The PI Geek Talks are generally presented by partners and customers. The target audience is PI Admins and Developers. All the talks will be on Wednesday, Day 2, at the Parc 55 Hotel in the Powell room located on Level 3. You are invited to read the PI World Agenda for more information. Along with Day 2 Tech Talks, these are great reasons to take the walk from the Hilton to the Parc 55.
Selecting the Right Analytics Tool
David Soll, Omicron
There are several analytics tools and approaches available for working with PI data: Performance Equations, AF analytics, custom data references, PI ACE, PI DataLInk and Business Intelligence (BI) tools. It can be a quandary in determining which tool should you use for what. Should you focus on only one tool or use a mix? As it turns out, the answer is not as simple as basing it on the specific analytic. Other considerations should be put into the decision including: scalability, reliability, maintainability, and future-proofing, to name a few.

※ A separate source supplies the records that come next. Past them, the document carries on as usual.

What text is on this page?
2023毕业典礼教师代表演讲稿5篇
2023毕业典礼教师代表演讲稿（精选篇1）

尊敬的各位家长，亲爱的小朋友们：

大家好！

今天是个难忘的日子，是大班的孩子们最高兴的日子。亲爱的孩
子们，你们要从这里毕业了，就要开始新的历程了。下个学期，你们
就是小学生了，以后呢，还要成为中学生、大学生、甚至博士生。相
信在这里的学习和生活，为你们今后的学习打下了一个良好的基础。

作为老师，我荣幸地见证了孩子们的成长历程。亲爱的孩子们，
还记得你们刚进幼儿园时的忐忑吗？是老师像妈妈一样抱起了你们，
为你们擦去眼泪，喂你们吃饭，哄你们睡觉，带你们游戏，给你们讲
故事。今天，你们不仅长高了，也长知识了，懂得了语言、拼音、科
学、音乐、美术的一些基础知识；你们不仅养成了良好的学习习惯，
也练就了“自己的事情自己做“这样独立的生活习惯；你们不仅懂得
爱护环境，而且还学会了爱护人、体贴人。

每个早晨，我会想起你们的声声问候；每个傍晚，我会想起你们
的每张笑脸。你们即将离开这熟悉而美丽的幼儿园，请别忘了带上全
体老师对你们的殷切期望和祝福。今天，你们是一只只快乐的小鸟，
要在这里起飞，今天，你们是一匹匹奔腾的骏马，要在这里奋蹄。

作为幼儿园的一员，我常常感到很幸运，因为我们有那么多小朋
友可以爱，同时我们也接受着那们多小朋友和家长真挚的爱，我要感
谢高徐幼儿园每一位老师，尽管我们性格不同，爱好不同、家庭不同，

This talk will discuss the various tools available for performing analytics on PI data and their strengths and weaknesses, their scalability, reliability, maintainability, and future-proofing. The tools will be separated into two major classes: server side (persistent) analytics and client side (query time) analytics and the general differences between the two classes. Attendees will learn practical guidelines to for selecting analytics tools
Providing Enterprise Level Visibility for Snowflakes Using PI and AF
David Rodriguez, EDF Renewables, and Lonnie Bowling, Diemus
As part a larger project to monitor a large number of distributed wind farms throughout the US and Canada, the customer desired to have visibility into substation status information. This included showing substation one-line diagrams, voltage regulation status, breaker status, and events to notify them of any issues. Each wind project was design and installed by others which resulted in large differences between sites, include variability in networking, communications, and tag configuration. In other words, each project was like a snowflake. Using PI, AF Analytics, and Event frames, a solution was developed to normalized all wind projects. Once standardization was achieved, we then defined substation one-line circuits using an AF hierarchy. Data visualization was developed to provide on-demand, real-time rendering of circuits, voltage regulation trends, events, supporting information. This was implemented enterprise wide, and allowed for easy access and visibility for everyone in the organization.
Just Another Weather Application – Evaluating the OSIsoft Cloud System
Lonnie Bowling, Diemus
This session will showcase a weather application designed using the new OSIsoft Cloud System (OCS).
A backyard weather station was used as a data source for a live and historical data source. Forecasted data was then added to provide a complete picture of historical, current, and forecasted weather. Once all the data was streaming into an OCS sequencial data store, a full stack front-end solution was developed. This included an API layer in C#, Angular for the UI, and D3 for data visualization. A complete solution was developed to fully evaluate how OCS could be used in a real-life, purpose-built application. Key takeaways, including challenges, an architectural review, and source-code highlights will be shared.
Data Analytics to enhance Advanced Energy Communities planning and operation
John Rogers and Alberto Colombo, DERNetSoft
In today’s energy marketplace, poor energy awareness and a lack of data visibility coupled with the technical complexities of DER integration leads to a gap in local Advanced Energy Community development. DERNetSoft provides a scalable solution to this issue, making it possible to build advanced energy communities increasing energy awareness, enabling Distributed Energy Resources planning and supporting their operational optimization. We transform data into actionable insight and value-added advanced analytics and machine learning technique in the energy industry at the community level.
Data Quality & Shaping: Two Keys to Enabling Advanced Analytics & Data Science for the PI System
Camille Metzinger and Kleanthis Mazarakis, OSIsoft
Data quality is critical in the success of data-driven decisions. Issues with data will impact users across the organization- from operators, engineers, data scientists, to leaders. Answering business intelligence questions such as “which assets are performing well and which are under-performing” requires a birds-eye view of the data which may require (re)shaping of the data within the PI System. This talk and demo will explore the aspects of data quality and data shaping using PI System infrastructure by illustrating why they are so critical for success. We will also demonstrate the steps of how to improve Data Quality in the PI System and shape the PI System data to give it the right context for your advanced analytics.